- Birth name: Stewart Roussin Fischer
- Also known as: Dirk Fischer, Dirty Dirk Fischer
- Born: September 1, 1924 Durand, Michigan, U.S.
- Origin: Muskegon, Michigan
- Died: February 25, 2013 (aged 88) Valencia, California
- Genres: Jazz, swing
- Occupation(s): Musician, arranger
- Instrument(s): Trumpet, valve trombone
- Years active: 1940s–2013
- Formerly of: Teddy Philips, Little John Beecher Orchestra, Joe Vera Latin Ensemble, Walter Martie, John Paul Jones, Lee Williams

= Stewart "Dirk" Fischer =

Stewart Roussin Fischer (September 1, 1924 – February 25, 2013) known professionally as Dirk Fischer or Dirty Dirk Fischer was an American composer, arranger, educator, trumpeter, and valve trombonist.

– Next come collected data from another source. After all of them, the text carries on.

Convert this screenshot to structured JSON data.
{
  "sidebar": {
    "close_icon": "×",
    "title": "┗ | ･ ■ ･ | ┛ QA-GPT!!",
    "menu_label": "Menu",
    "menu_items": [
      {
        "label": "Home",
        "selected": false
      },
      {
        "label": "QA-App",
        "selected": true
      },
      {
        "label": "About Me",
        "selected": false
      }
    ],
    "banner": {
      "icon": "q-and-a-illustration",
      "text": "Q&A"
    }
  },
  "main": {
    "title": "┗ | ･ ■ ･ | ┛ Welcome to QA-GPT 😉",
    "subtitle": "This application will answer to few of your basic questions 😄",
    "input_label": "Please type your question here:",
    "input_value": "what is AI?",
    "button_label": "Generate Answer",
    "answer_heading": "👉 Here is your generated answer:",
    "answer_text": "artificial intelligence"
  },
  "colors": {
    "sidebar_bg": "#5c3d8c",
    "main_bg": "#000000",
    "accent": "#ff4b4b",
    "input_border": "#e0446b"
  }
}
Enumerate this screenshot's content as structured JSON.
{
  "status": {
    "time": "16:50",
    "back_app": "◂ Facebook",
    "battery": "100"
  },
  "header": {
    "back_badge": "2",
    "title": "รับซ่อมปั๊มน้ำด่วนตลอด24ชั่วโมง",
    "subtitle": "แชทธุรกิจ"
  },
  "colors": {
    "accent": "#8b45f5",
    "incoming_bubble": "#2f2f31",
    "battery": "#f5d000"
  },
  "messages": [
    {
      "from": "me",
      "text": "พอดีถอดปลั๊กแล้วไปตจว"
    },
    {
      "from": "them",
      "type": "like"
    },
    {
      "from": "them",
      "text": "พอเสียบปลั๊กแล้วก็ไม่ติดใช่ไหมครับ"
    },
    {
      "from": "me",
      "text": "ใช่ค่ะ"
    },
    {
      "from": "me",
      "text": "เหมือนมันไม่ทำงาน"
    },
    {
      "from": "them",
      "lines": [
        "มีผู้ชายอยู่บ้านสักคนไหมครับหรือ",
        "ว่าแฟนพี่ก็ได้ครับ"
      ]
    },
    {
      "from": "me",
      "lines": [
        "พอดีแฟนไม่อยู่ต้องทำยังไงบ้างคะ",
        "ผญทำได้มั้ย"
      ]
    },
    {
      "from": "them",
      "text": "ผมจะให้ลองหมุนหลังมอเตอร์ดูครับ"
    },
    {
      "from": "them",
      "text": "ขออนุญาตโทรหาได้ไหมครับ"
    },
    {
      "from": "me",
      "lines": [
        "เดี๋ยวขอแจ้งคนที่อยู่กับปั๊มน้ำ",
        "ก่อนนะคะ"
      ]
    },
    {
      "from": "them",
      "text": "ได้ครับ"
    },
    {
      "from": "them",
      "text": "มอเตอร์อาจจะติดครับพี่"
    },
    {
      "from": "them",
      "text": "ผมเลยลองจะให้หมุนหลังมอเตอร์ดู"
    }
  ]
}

Before moving to California in 1959, he spent his young adulthood in the Northern Plains, performing with and writing for territory bands booked out of Omaha, Nebraska. He was the brother of Clare Fischer.

Fischer was a faculty member at College of the Canyons, as Jazz Band Director and Instructor of Jazz Studies, from 1977 to 2005.

== Growing up ==
Fischer was born in 1924 in Durand, Michigan. His mother, Luella Blanche Roussin, was of French descent, and his father, Cecil Harold Fischer, was of German descent. Both were born in Canada at the turn of the 20th century. Fischer was the oldest of four children. One of his brothers was Clare Fischer. His mother played piano, his father played banjo, and his uncle played C melody saxophone. There was always music in his house.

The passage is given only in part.